Una proteína en el plasma sanguíneo humano rejuvenece el cerebro de ratones viejos

Envejecer es un proceso que lleva aparejados importantes cambios físicos y cognitivos, entre los más significativos se encuentra una disminución de las funciones neuronales que, a menudo, pueden desembocar en trastornos neurológicos. El hipocampo, una de las principales estructuras que componen nuestro cerebro y que tiene un papel decisivo en las funciones de la memoria y el aprendizaje, es una de las áreas más sensibles a los efectos del envejecimiento.

Si conseguimos revertir, aunque solo sea en parte, el deterioro cognitivo asociado a la edad podríamos empezar a hacer frente a enfermedades tan dramáticas como son los diferentes tipos de demencias… y a pesar de que parezca ciencia ficción, en esta última década, estamos realizando progresos muy notables en este campo, aunque todavía sea en ratones.

Una proteína procedente del plasma de cordón umbilical humano mejora las habilidades cognitivas de ratones ancianos | imagen Pixabay

Hace ya algunos años, en mayo de 2014, en esta sección de Yahoo ya os adelantábamos dos trabajos que iban a levantar polémica: los primeros estudios que apuntaban a que la sangre de ratones jóvenes mejoraban las capacidades cognitivas de ratones más viejos.

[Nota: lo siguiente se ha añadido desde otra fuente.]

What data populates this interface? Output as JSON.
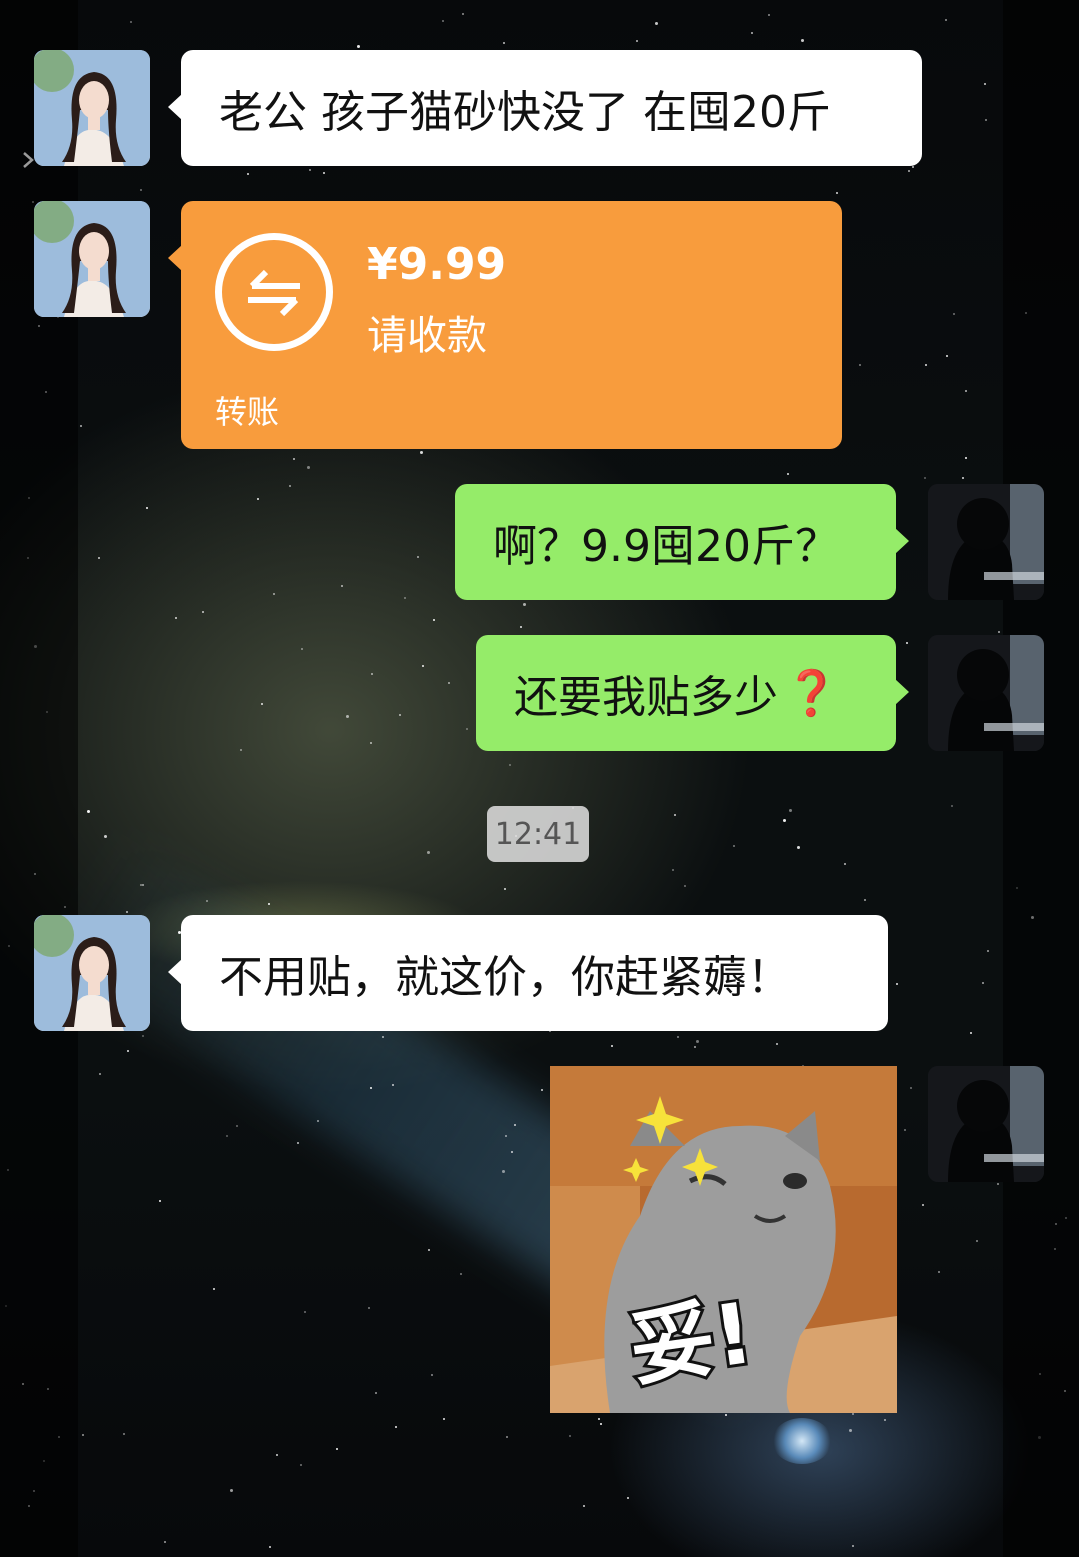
{
  "messages": [
    {
      "side": "left",
      "type": "text",
      "text": "老公 孩子猫砂快没了 在囤20斤"
    },
    {
      "side": "left",
      "type": "transfer",
      "amount": "¥9.99",
      "status": "请收款",
      "label": "转账",
      "icon": "transfer-arrows-icon"
    },
    {
      "side": "right",
      "type": "text",
      "text": "啊？9.9囤20斤？"
    },
    {
      "side": "right",
      "type": "text",
      "text": "还要我贴多少",
      "emoji": "❓"
    },
    {
      "side": "left",
      "type": "text",
      "text": "不用贴，就这价，你赶紧薅！"
    },
    {
      "side": "right",
      "type": "sticker",
      "text": "妥!"
    }
  ],
  "timestamp": "12:41",
  "colors": {
    "sent_bubble": "#95ec69",
    "received_bubble": "#ffffff",
    "transfer": "#f89c3d",
    "question_mark": "#e02020"
  }
}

Ahora, tres años más tarde, el equipo de investigadores de la Universidad de Stanford vuelve a publicar en Nature un nuevo trabajo confirmando los resultados pasados. En esta ocasión el artículo se titula: “Proteínas procedentes del plasma de cordones umbilicales humanos revitalizan las funciones del hipocampo en ratones adultos”.

En los estudios anteriores los científicos de Stanford demostraron que la trasfusión de plasma de ratones jóvenes a ratones adultos mejoraba sus funciones cognitivas en diversos tests en los que se probaba su memoria y la rapidez de aprendizaje. En esta ocasión, el equipo de Wyss-Coray da un paso más y presenta el primer estudio que demuestra que una proteína presente en el plasma, esta vez extraída no de ratones sino de cordones umbilicales humanos, recupera las capacidades cognitivas de ratones mayores.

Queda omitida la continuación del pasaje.